For decades, companies have deployed many of the same activities in effort to improve safety performance (e.g., near-miss reporting, incident investigations, corrective/preventive actions, behavioral observations, management of change, risk assessment, HSE management systems, and on and on). Historically the data from these leading activities was “practically” inaccessible at an aggregate level. It was either manually collected or tucked away into disparate site-level systems.
However, over the past couple of decades there has been a movement toward enterprisewide information systems to enable both the local execution of these activities and the aggregate collection of this leading data. Now, large individual companies and collections of smaller companies are efficiently producing data sets big enough for applying analytics techniques to identify the measurable characteristics of executing safety activities that lead to better safety outcome performance – real leading indicators.

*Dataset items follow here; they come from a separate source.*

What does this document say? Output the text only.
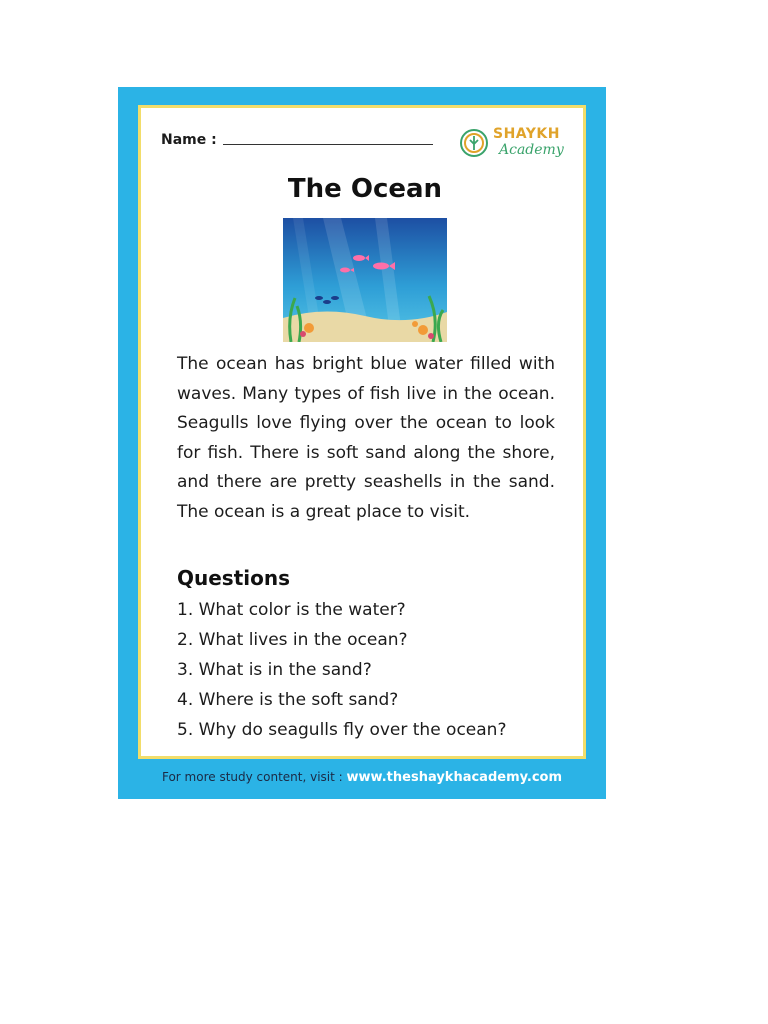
Name :	SHAYKH
Academy
The Ocean

The ocean has bright blue water filled with waves. Many types of fish live in the ocean. Seagulls love flying over the ocean to look for fish. There is soft sand along the shore, and there are pretty seashells in the sand. The ocean is a great place to visit.

Questions
1. What color is the water?
2. What lives in the ocean?
3. What is in the sand?
4. Where is the soft sand?
5. Why do seagulls fly over the ocean?
For more study content, visit : www.theshaykhacademy.com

Given the information system platform as the source of data for these indicators, these companies are able to leverage the same platform to deliver Big Data-vetted measurements for top management to steward the changes relevant to improving performance throughout their organization. They are on the path to solving the “Safety Leading Indicator Big Data Problem.”
(Part two of this piece will appear in the August issue of Safety+Health.)
This article represents the independent views of the author and should not be construed as a National Safety Council endorsement.
Joe Stough leads the Operational Excellence Advisory Services group at IHS, a member of the Campbell Institute. IHS uses structured analytics and research methodology to reveal the measurable factors that drive operational excellence.